Xbox has been enduring quite a bit of headwind, as Sharma and Xbox Game Studios CEO Matt Booty described in a recent co-authored letter; the current Xbox business model isn't sustainable, and other factors are at play, such as the ongoing memory and storage crisis caused by the boom in AI. The concerns around the hardware shortage driving up prices have fallen on the next-generation Xbox and PlayStation 6, as Sony isn't immune either.
In a recent interview with The Game Business, Christopher Dring spoke with Xbox CSO Matthew Ball about the condition of the console market amid Xbox's declining revenue despite multi-billion investment.
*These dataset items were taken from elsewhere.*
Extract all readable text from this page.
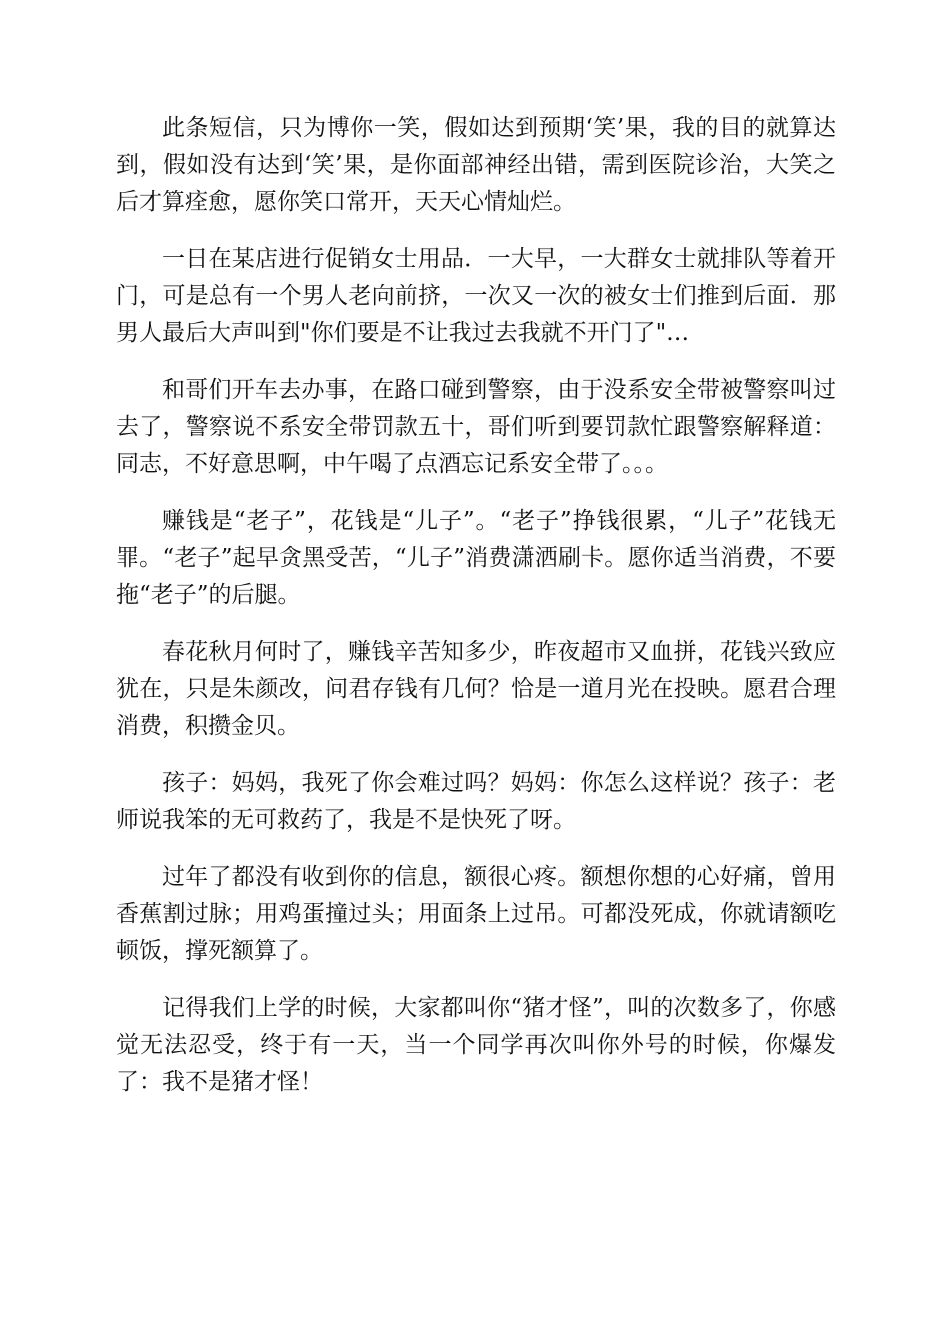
此条短信，只为博你一笑，假如达到预期‘笑’果，我的目的就算达到，假如没有达到‘笑’果，是你面部神经出错，需到医院诊治，大笑之后才算痊愈，愿你笑口常开，天天心情灿烂。

一日在某店进行促销女士用品．一大早，一大群女士就排队等着开门，可是总有一个男人老向前挤，一次又一次的被女士们推到后面．那男人最后大声叫到"你们要是不让我过去我就不开门了"…

和哥们开车去办事，在路口碰到警察，由于没系安全带被警察叫过去了，警察说不系安全带罚款五十，哥们听到要罚款忙跟警察解释道：同志，不好意思啊，中午喝了点酒忘记系安全带了。。。

赚钱是“老子”，花钱是“儿子”。“老子”挣钱很累，“儿子”花钱无罪。“老子”起早贪黑受苦，“儿子”消费潇洒刷卡。愿你适当消费，不要拖“老子”的后腿。

春花秋月何时了，赚钱辛苦知多少，昨夜超市又血拼，花钱兴致应犹在，只是朱颜改，问君存钱有几何？恰是一道月光在投映。愿君合理消费，积攒金贝。

孩子：妈妈，我死了你会难过吗？妈妈：你怎么这样说？孩子：老师说我笨的无可救药了，我是不是快死了呀。

过年了都没有收到你的信息，额很心疼。额想你想的心好痛，曾用香蕉割过脉；用鸡蛋撞过头；用面条上过吊。可都没死成，你就请额吃顿饭，撑死额算了。

记得我们上学的时候，大家都叫你“猪才怪”，叫的次数多了，你感觉无法忍受，终于有一天，当一个同学再次叫你外号的时候，你爆发了：我不是猪才怪！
Ball said that Xbox has "no desire to move away from the console business," and when it comes is the console market "dying" Ball said, "No. It's not declining. It is growing. It's going to have a great year this year. What is important is that we restore that business for us."
"Do we need to get better at PC? Yes. Do we need to get better at mobile? Yes. But we can't ask publishers and players to bet on us on other platforms where we are behind, where our technology is inadequate, before we shore up the platform we have, the platform that many believe we've mistreated."
Ball went on to add that younger generations are still buying consoles, and that he hasn't seen any evidence to suggest that rate of console adoption has declined over the generations.